Comments on: "Theme For Week One: The Threshold" (9)

  1. I believe that our purpose in life is to love. Peace to you Joy, thank you for your insight!

  2. I completely get “feeling empty” and “spirit drained”. Thank you for sharing your discovery of peace. I look forward to this AYWM journey because it allows me to travel with women like you.

    • Hi Beth,
      In general, mainstream is “used to” empty and spirit drained…it is my heartfelt wish to encourage and inspire pleasure and delight and joy as we create in each day:)
      Thank you for your presence here–I look forward to connecting as we allow this adventure to unfold:)

  3. Megan Bord said:

    I’ll have to remember that left-handed (non-dominant) writing exercise. I’ve heard of it before, but haven’t yet done it. I like the idea of asking the parts of me that I’m uncomfortable with (or that are uncomfortable with staying as they are) what they’re all about and how they serve me. Please remind me of this! I could use some help in that department.

    I love what you wrote at the end: that there is no here or there, or past/future; there is only now, and there is only love.

    Can we sit still long enough in silence – in the nothingness – to recognize that just as we are, with what we have, we are EVERYTHING? Seems this is the year when we’ll find that out. I’m with you, dear friend. This journey is not one you’ll walk alone. Your tribe will be with you.

    • Megan,
      When I tried the left handed exercise it allowed me to consider any residual of “perfectionism”…my mind immediately critiqued my writing but my heart immediately swooped in with delight at the exercise.
      I think, in general, we are afraid of that which makes us uncomfortable so we shy away from that..when often the most precious treasures are buried deep within that discomfort. May we learn to excavate joyfully :)
      Your last lines touch me..brought tears to my eyes…thank you for that reflection! This is my current journey: can I sit still long enough in the silence???
      Thank you for walking with me..the thought adds buoyancy to my step!

  4. Having peace is something that is so remote in my society. In Singapore, if you are not productive, you are replaced. Nobody lives in certainty and it doesn’t matter that we are a country enjoying prosperity. We are always rushing, only to nowhere. I would try to find the peace in me and I foresee that to be a long journey.

    AYWM is a great project for me to reflect on the way I conduct my life and connect with like-minded people. Looking forward to more of your post (;

  5. Lisa Faulkner said:

    Thank you for this: If then, I looked back and thought “it took me 35 years to become this way, how long will it take me to transform my life?”

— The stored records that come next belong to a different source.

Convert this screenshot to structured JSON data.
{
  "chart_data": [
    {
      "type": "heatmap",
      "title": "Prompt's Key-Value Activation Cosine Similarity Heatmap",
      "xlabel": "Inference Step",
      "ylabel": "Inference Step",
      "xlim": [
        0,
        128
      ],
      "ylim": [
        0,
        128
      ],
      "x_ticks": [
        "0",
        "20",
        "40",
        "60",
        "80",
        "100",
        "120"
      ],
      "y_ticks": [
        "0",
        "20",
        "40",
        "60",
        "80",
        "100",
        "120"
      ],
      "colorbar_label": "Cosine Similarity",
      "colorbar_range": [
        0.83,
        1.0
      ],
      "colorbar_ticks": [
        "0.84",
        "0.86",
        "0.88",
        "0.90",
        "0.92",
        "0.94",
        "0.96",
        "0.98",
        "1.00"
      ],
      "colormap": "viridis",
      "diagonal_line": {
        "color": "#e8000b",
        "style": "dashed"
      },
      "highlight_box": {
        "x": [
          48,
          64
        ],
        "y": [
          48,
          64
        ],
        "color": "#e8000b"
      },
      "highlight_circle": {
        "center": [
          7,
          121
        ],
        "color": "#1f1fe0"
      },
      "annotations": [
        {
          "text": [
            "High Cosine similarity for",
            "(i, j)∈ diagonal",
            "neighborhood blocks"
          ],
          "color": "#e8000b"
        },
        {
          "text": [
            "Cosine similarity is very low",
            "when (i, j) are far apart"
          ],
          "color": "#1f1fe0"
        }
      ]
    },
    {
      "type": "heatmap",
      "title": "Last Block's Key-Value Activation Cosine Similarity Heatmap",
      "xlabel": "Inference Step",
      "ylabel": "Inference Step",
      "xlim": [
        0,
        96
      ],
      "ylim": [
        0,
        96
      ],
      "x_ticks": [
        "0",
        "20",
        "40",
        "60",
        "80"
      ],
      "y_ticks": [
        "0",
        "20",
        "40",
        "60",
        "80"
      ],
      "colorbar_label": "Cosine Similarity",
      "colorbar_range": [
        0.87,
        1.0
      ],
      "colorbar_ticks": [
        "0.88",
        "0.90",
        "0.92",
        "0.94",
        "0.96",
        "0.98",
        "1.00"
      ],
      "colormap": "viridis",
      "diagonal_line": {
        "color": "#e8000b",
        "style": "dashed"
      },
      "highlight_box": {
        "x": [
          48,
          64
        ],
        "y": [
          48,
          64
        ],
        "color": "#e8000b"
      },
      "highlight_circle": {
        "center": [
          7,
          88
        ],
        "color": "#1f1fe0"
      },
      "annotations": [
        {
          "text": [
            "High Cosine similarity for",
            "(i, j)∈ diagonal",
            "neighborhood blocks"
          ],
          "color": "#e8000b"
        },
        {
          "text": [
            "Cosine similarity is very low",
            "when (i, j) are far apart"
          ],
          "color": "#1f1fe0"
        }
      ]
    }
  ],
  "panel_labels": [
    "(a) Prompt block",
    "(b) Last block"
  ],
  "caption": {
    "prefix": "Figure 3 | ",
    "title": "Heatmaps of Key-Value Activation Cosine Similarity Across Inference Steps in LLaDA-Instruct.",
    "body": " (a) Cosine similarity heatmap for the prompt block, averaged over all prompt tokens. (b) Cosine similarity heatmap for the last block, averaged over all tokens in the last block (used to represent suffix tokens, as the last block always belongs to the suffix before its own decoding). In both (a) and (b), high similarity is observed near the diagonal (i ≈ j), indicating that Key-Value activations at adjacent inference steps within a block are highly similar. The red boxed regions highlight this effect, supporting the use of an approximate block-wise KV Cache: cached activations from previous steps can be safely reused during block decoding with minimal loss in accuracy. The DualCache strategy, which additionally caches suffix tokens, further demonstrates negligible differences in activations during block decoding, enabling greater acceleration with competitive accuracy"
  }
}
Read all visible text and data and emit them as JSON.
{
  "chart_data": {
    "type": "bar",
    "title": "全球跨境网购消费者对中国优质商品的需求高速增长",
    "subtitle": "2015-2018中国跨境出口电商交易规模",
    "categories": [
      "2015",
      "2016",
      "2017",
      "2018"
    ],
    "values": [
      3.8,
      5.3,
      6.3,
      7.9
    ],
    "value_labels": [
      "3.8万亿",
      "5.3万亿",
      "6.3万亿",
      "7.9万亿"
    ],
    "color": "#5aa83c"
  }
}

    It actually comforts me and reminds me to be patient as I am still transitioning & creating after leaving a job as a professor at the end of 2010. A job I was at for 5 years after spending even longer getting educated to do that job.

    • Hi Lisa,
      Thank you for sharing your thoughts!
      I can identify completely with you because I just released my full time job. I think, in general, we attach relevance to the label rather than to the skill. Everything that you studied and learned and experienced is still within you, and still in all that you continue to create, just not under the title “professor”.
      Thank you for recognizing that you are in a period of movement as you transition, yet stillness as you honor patience to allow all of the seeds that you have planted thus far to germinate and blossom. What a beautiful gift to yourself!